Her collection of senryu, Our 50th, (ArtFarm Press), commemorates her experience as being among the first class including women at Williams College.
She was a founding section leader in the Poetry Forum on Compuserve. She served as a founding section leader of African American Resource Forum and in the Books and Writers section of the African American Culture Forum (American Visions) on Compuserve. She also served as a trainer, area coordinator, and group founder and leader for Amnesty International, U.S.A., in the southern tier of New York. She co-authored a biweekly column on social, political, and cultural issues for the Star Gazette.
She is a founding member of the Black Writers Union and the New Renaissance Writers Guild whose alumni include Arthur Flowers, Walter Dean Myers and Terri McMillan.
She led the Voices of Fire Reading Choir from 1987 to 1999, performing her work and that of other African American poets. Akua has given hundreds of readings to audiences in colleges, prisons, parks, museums, libraries and bars.

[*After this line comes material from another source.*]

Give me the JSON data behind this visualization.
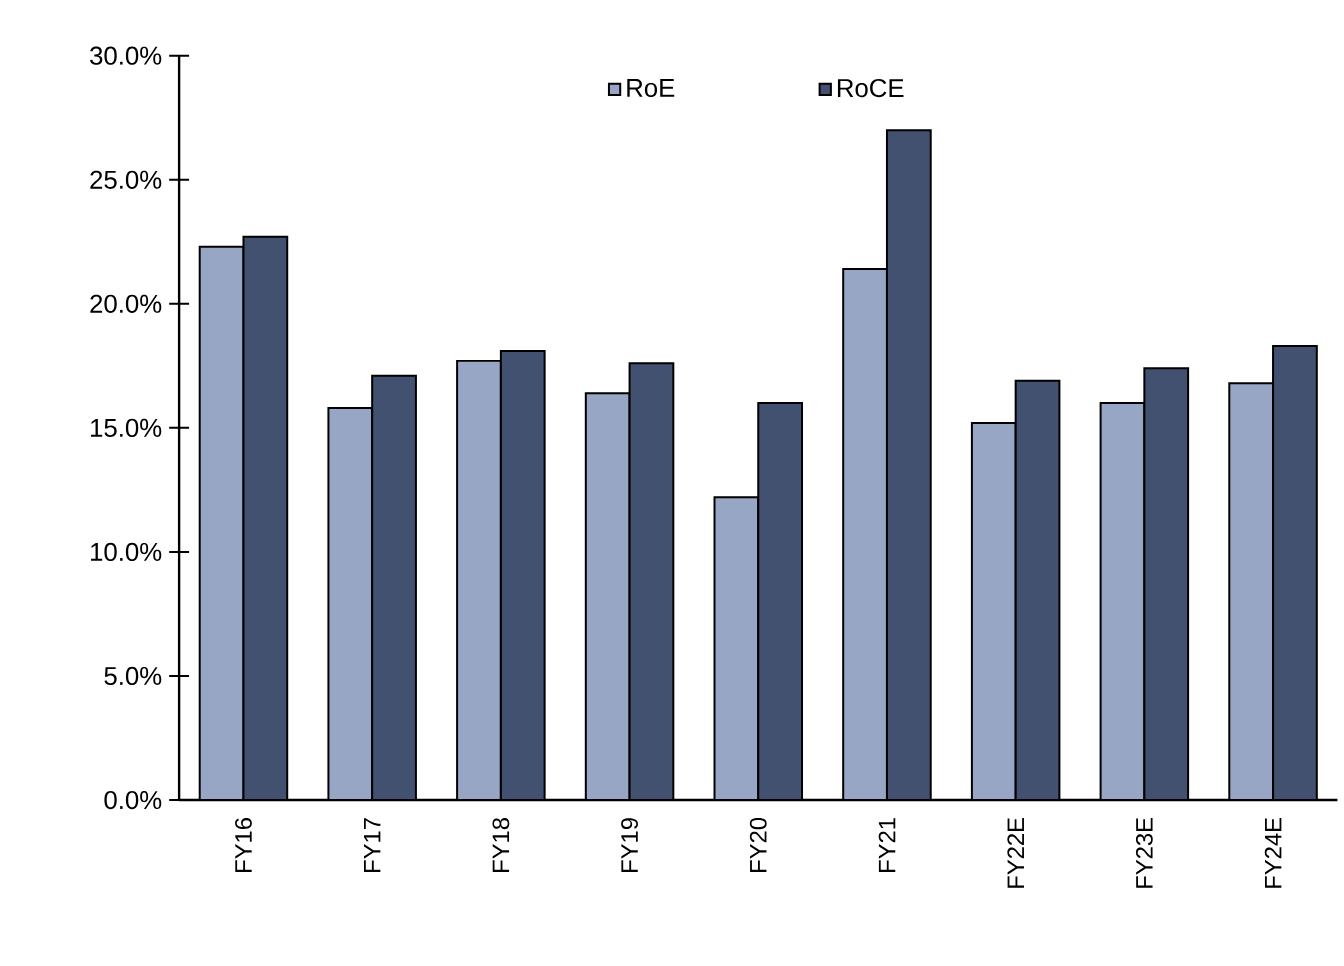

Akua founded a paratransit nonprofit, awaiting a vehicle, to provide transportation for the wheelchair bound in her tiny town.
Akua also creates sculpture, objects, and jewelry in glass, fiber, metal, concrete and handmade paper; has published over 130 crochet patterns; plays the soprano saxophone; sings animé tunes in Japanese; and prays for the end of suffering for all sentience.